Think about the multiple news stories of abuse and aggression filmed and shared on social media, from the soldier dancing on TikTok after blowing up a neighborhood, to the gang slaughtering someone and bragging about the feat: the virtualization of experience legitimizes violence as it presupposes indifference (the abuse is filmed rather than stopped) and undermines its perception. Indeed, violence becomes a spectacle in the general anesthesia of the public.

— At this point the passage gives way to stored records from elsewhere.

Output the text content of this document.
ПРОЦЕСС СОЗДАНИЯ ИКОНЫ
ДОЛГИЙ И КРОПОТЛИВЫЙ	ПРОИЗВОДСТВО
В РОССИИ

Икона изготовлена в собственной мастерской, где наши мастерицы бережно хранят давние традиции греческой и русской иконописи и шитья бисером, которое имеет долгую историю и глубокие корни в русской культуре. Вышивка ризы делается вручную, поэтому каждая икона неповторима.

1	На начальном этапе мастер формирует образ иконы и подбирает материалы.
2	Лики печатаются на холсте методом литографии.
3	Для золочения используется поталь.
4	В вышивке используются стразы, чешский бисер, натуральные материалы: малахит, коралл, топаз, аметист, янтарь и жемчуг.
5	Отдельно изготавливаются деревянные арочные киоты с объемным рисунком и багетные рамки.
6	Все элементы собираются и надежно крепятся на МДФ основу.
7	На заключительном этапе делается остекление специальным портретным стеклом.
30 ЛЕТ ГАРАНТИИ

This is the framework in which the characters in The Classmates should be understood. Nameless students of an unknown institution, the only thing we know about them is the stereotype through which they are perceived and reduced by the dominant group: the peasant, the geek, the whore, for example, all stylistic features of an aggressive narrative. The portraits are thus the testimony of episodes of violence that have occurred and shared, the ruthless footage to feed the entertainment machine. The victim’s faces are displayed in an imaginary Wall of Shame, a public pillory that recalls the same brutal dynamic of spectacle as a cult. No saving figure glimpse on the horizon, not even the school, here an institution of equal black uniforms, reduced to a place of conformity training, far from the ideal place of formation and relationship building. Therefore, The Classmates is the staging of a power that knows no contrast.